Finding | Differential Diagnosis |
---|---|
Pleomorphic calcifications | Cancer (most common), benign disease, fat necrosis |
Spiculated mass | Cancer, postsurgical scar, radial scar, fat necrosis |
Round mass | Cyst, fibroadenoma, cancer, papilloma, metastasis |
Architectural distortion | Postsurgical scarring, cancer |
Developing density | Cancer, hormone effect, focal fibrosis |
Asymmetry: focal or global | Normal asymmetric tissue (3%), cancer (suspicious: new, palpable, a mass containing suspicious calcifications or spiculation) |
Breast edema | |
Lymphadenopathy | |
Single dilated duct | Normal variant, papilloma, cancer |
Mass with calcifications | Cancer, fibroadenoma, papilloma; exclude calcifying oil cyst |
Nothing | 10% of all cancers are false-negative on mammography |
An Approach to the Mammogram
Many tools are available to help the radiologist correctly interpret mammograms (Table 2-3). The first is the breast history and physical findings. The breast history sheet alerts the radiologist to the patient’s risk factors for cancer and the patient’s pretest probability of cancer (see Fig. 2-1). The history sheet includes the patient’s clinical history of breast biopsies and a schematic diagram of their location so that old scars are not misinterpreted as cancer.
Tool | Use |
---|---|
Breast history, risk factors | Evaluate patient’s complaint and risks |
Technologist’s marks | Show skin lesions, scars, problem areas |
Putting images back to back | |
Bright light (SFM) | View skin, dark parts of film |
Window/level (FFDM) | Contrast for masses, calcifications |
Magnifying lens or magnifier | Visualize mass borders, calcifications |
Old films | Compare for changes |
CAD (if available) | Look for CAD marks after initial interpretation |
CAD, computer-aided detection; FFDM, full-field digital mammogram; SFM, screen-film mammogram.

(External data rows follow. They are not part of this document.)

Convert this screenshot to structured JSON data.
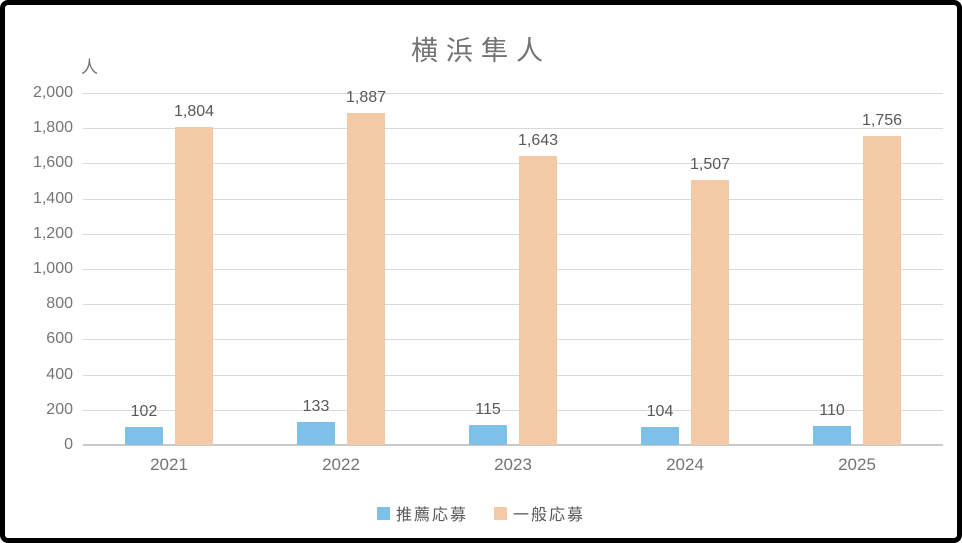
{
  "chart_data": {
    "type": "bar",
    "title": "横浜隼人",
    "unit_label": "人",
    "categories": [
      "2021",
      "2022",
      "2023",
      "2024",
      "2025"
    ],
    "series": [
      {
        "name": "推薦応募",
        "semantic": "recommended-applications",
        "color": "#7EC0E8",
        "values": [
          102,
          133,
          115,
          104,
          110
        ],
        "labels": [
          "102",
          "133",
          "115",
          "104",
          "110"
        ]
      },
      {
        "name": "一般応募",
        "semantic": "general-applications",
        "color": "#F4C9A6",
        "values": [
          1804,
          1887,
          1643,
          1507,
          1756
        ],
        "labels": [
          "1,804",
          "1,887",
          "1,643",
          "1,507",
          "1,756"
        ]
      }
    ],
    "ylim": [
      0,
      2000
    ],
    "ytick_step": 200,
    "yticks": [
      "0",
      "200",
      "400",
      "600",
      "800",
      "1,000",
      "1,200",
      "1,400",
      "1,600",
      "1,800",
      "2,000"
    ],
    "grid": true,
    "legend_position": "bottom",
    "colors": {
      "gridline": "#D9D9D9",
      "axis_line": "#C9C9C9",
      "title_text": "#737373",
      "axis_text": "#757575",
      "data_label_text": "#595959",
      "frame_border": "#000000"
    }
  }
}
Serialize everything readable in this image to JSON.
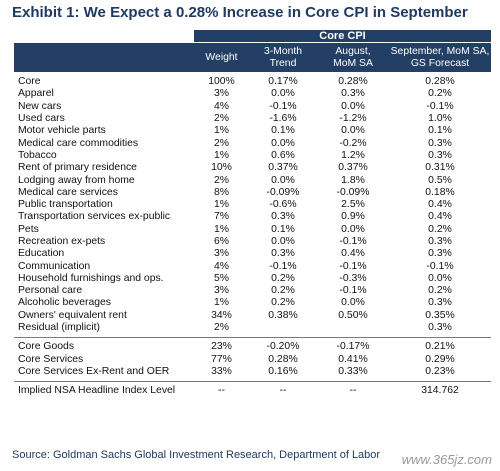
{
  "title": "Exhibit 1: We Expect a 0.28% Increase in Core CPI in September",
  "band_label": "Core CPI",
  "headers": [
    "Weight",
    "3-Month\nTrend",
    "August,\nMoM SA",
    "September, MoM SA,\nGS Forecast"
  ],
  "rows": [
    [
      "Core",
      "100%",
      "0.17%",
      "0.28%",
      "0.28%"
    ],
    [
      "Apparel",
      "3%",
      "0.0%",
      "0.3%",
      "0.2%"
    ],
    [
      "New cars",
      "4%",
      "-0.1%",
      "0.0%",
      "-0.1%"
    ],
    [
      "Used cars",
      "2%",
      "-1.6%",
      "-1.2%",
      "1.0%"
    ],
    [
      "Motor vehicle parts",
      "1%",
      "0.1%",
      "0.0%",
      "0.1%"
    ],
    [
      "Medical care commodities",
      "2%",
      "0.0%",
      "-0.2%",
      "0.3%"
    ],
    [
      "Tobacco",
      "1%",
      "0.6%",
      "1.2%",
      "0.3%"
    ],
    [
      "Rent of primary residence",
      "10%",
      "0.37%",
      "0.37%",
      "0.31%"
    ],
    [
      "Lodging away from home",
      "2%",
      "0.0%",
      "1.8%",
      "0.5%"
    ],
    [
      "Medical care services",
      "8%",
      "-0.09%",
      "-0.09%",
      "0.18%"
    ],
    [
      "Public transportation",
      "1%",
      "-0.6%",
      "2.5%",
      "0.4%"
    ],
    [
      "Transportation services ex-public",
      "7%",
      "0.3%",
      "0.9%",
      "0.4%"
    ],
    [
      "Pets",
      "1%",
      "0.1%",
      "0.0%",
      "0.2%"
    ],
    [
      "Recreation ex-pets",
      "6%",
      "0.0%",
      "-0.1%",
      "0.3%"
    ],
    [
      "Education",
      "3%",
      "0.3%",
      "0.4%",
      "0.3%"
    ],
    [
      "Communication",
      "4%",
      "-0.1%",
      "-0.1%",
      "-0.1%"
    ],
    [
      "Household furnishings and ops.",
      "5%",
      "0.2%",
      "-0.3%",
      "0.0%"
    ],
    [
      "Personal care",
      "3%",
      "0.2%",
      "-0.1%",
      "0.2%"
    ],
    [
      "Alcoholic beverages",
      "1%",
      "0.2%",
      "0.0%",
      "0.3%"
    ],
    [
      "Owners' equivalent rent",
      "34%",
      "0.38%",
      "0.50%",
      "0.35%"
    ],
    [
      "Residual (implicit)",
      "2%",
      "",
      "",
      "0.3%"
    ]
  ],
  "summary_rows": [
    [
      "Core Goods",
      "23%",
      "-0.20%",
      "-0.17%",
      "0.21%"
    ],
    [
      "Core Services",
      "77%",
      "0.28%",
      "0.41%",
      "0.29%"
    ],
    [
      "Core Services Ex-Rent and OER",
      "33%",
      "0.16%",
      "0.33%",
      "0.23%"
    ]
  ],
  "headline_row": [
    "Implied NSA Headline Index Level",
    "--",
    "--",
    "--",
    "314.762"
  ],
  "source": "Source: Goldman Sachs Global Investment Research, Department of Labor",
  "watermark": "www.365jz.com",
  "colors": {
    "header_bg": "#233f66",
    "title": "#1f3a63"
  }
}
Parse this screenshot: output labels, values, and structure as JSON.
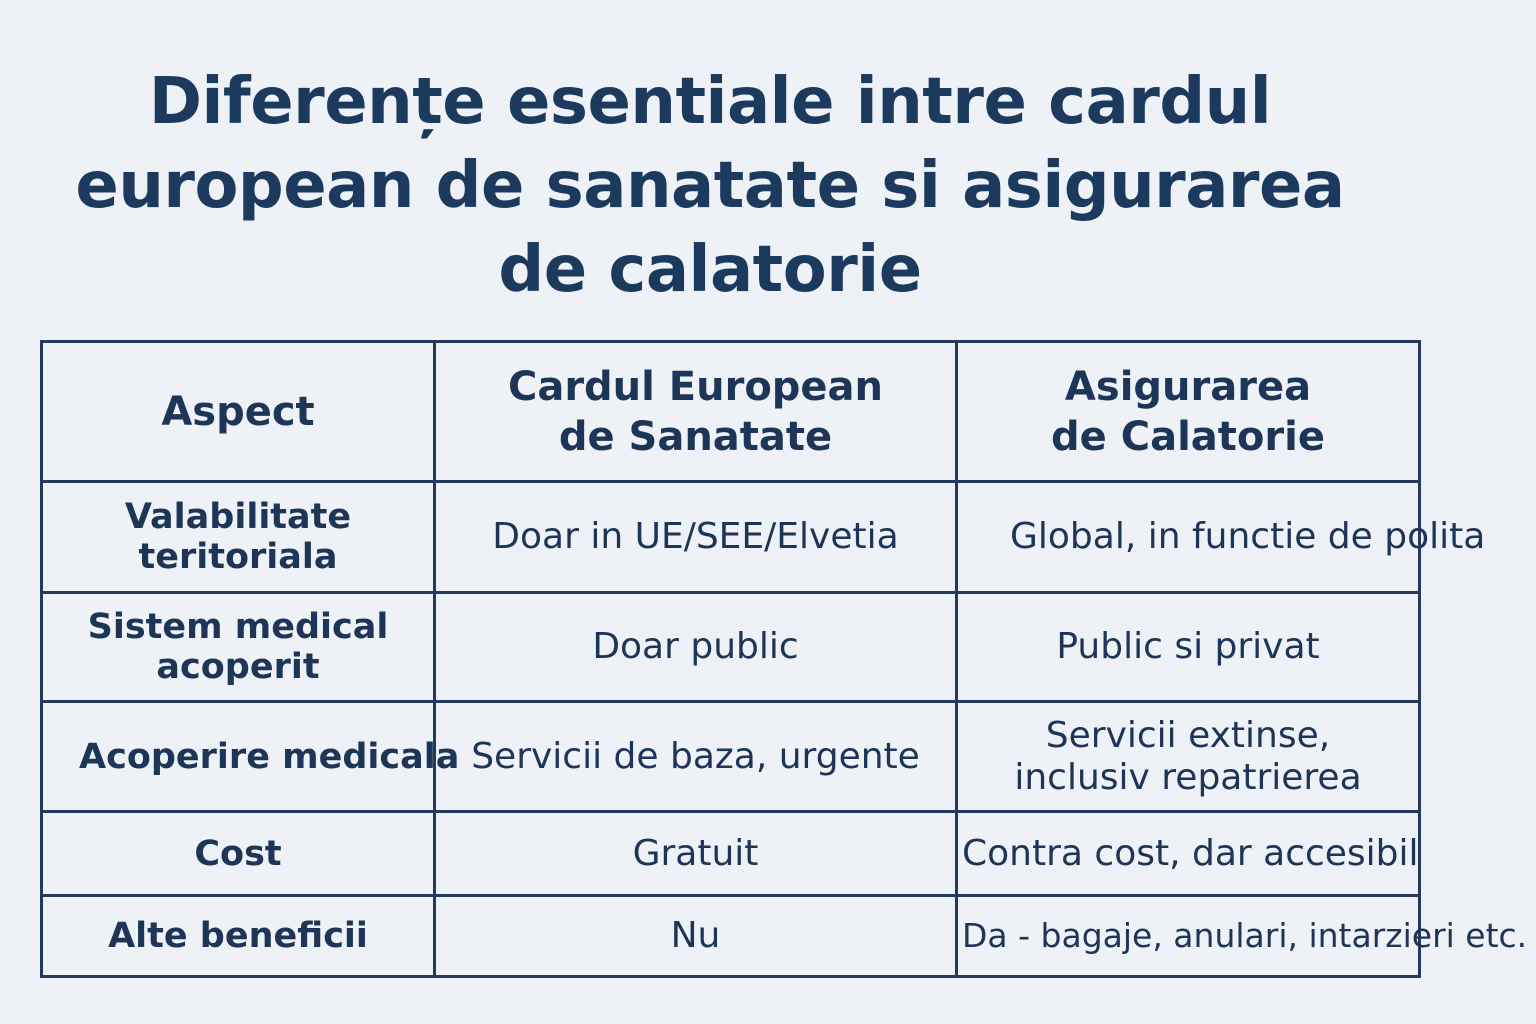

A technologist or aide usually interviews the patient, marking the location of any palpable finding on a diagram on the history sheet. Positions of findings in the breast are described in breast quadrants, with the upper outer quadrant representing the breast quadrant nearest the axilla. Another way to describe a breast location is by using the “clock face” method, in which the location of breast findings is described as though a clock were superimposed on each breast as the woman faces the examiner (Fig. 2-6). This means that the upper outer quadrant in the right breast is between the 9- and 12-o’clock positions, but the upper outer quadrant in the left breast is between the 12- and 3-o’clock positions.